I motivi, suscettibili di trattazione unitaria in quanto tra loro connessi, sono infondati.
Questa Corte, con sentenza n. 23523 del 2020 ha già affrontato la questione che occupa rilevando come la “natura prettamente impugnatoria e decadenziale del contenzioso tributario (la cui disciplina è estesa, D.Lgs. n. 546 del 1992, ex artt. 19 e 2, a quello catastale) esclude che il relativo giudizio possa essere introdotto da soggetti diversi da quelli nei cui confronti l’atto impositivo si rivolge, ed ai quali è stato pertanto notificato”. Il citato Decreto, art. 14, al comma 3, estende la partecipazione al giudizio oltre che ai soggetti che, insieme con il ricorrente, siano destinatari dell’atto, anche a coloro che siano parti del rapporto tributario controverso, conferendo loro non già un’autonoma legittimazione attiva ad impugnarlo, bensì un titolo di partecipazione limitato all’intervenuto dipendente in adesione alla domanda del soggetto legittimato ad impugnare.
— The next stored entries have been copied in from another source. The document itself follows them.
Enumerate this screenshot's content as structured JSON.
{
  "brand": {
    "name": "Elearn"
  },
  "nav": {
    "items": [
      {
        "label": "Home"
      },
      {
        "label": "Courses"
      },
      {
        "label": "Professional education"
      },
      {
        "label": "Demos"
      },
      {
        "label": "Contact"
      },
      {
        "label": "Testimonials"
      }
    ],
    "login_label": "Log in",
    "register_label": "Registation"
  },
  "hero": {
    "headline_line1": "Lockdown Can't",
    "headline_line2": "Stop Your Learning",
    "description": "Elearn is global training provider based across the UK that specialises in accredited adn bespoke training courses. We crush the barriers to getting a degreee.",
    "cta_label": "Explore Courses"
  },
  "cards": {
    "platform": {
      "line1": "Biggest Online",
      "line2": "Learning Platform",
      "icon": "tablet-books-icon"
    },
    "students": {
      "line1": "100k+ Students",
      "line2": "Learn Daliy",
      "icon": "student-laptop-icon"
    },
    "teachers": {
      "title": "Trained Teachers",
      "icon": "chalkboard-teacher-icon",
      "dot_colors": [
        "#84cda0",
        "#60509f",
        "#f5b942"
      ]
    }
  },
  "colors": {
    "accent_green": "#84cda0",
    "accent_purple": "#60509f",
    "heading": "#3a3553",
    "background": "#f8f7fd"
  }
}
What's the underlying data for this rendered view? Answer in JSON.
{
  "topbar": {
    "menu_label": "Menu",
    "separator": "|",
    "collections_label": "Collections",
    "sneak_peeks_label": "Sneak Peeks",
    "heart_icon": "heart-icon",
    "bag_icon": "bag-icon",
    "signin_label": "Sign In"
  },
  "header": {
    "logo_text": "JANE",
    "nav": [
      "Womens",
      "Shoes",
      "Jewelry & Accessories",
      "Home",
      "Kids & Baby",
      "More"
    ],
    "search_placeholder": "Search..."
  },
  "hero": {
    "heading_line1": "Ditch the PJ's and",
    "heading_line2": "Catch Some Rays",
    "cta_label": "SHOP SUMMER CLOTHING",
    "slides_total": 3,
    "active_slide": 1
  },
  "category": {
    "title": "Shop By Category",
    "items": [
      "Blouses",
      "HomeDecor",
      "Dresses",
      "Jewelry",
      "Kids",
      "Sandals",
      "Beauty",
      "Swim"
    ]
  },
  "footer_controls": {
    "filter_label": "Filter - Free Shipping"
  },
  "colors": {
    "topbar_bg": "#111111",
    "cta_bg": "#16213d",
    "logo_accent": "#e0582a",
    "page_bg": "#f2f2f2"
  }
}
Nel fornire un’interpretazione costituzionalmente orientata di tale disposizione, questa Corte ha riconosciuto la possibilità di intervenire in giudizio anche ai soggetti che, pur non essendo destinatari dell’atto, potrebbero essere chiamati ad adempiere l’obbligazione tributaria, in quanto la legge li riconosce solidalmente responsabili perché, pur non avendo realizzato un fatto indice di capacità contributiva, la loro posizione è collegata con il fatto imponibile o con il contribuente, sulla base di un rapporto a cui il fisco resta estraneo (Cass., sez. 5, n. 255 del 12/01/2012, Rv. 621169 – 01; v., altresì, n. 32188 del 10/12/2019, Rv. 656030 – 01).
Tale interpretazione costituzionalmente orientata del D.Lgs. n. 546 del 1992, art. 14, se deve indurre ad ampliare le categorie sia del soggetto “destinatario dell’atto”, “fino a comprendere in esso non solo il destinatario stricto iure ma anche il destinatario potenziale e mediato”, sia della “titolarità del rapporto controverso”, “fino a comprendere in esso anche la titolarità di un rapporto dipendente o connesso rispetto a quello costituito dall’atto impugnato”, tuttavia pone esso stesso un limite alla propria portata estensiva, richiedendo da un lato, che il soggetto non destinatario dell’atto impugnato possa essere successivamente chiamato ad adempiere all’obbligo tributario in luogo di altri, e dall’altro, che la partecipazione al processo tributario avvenga appunto entro i ristretti limiti dell’intervento adesivo dipendente, con conseguente preclusione alla formulazione di domande autonome ed all’ampliamento dell’oggetto del giudizio, così come già fissato dall’impugnante-destinatario dell’atto.
Queste considerazioni trovano ulteriore conferma nella materia catastale e dell’imposizione ICI/IMU ad essa correlata.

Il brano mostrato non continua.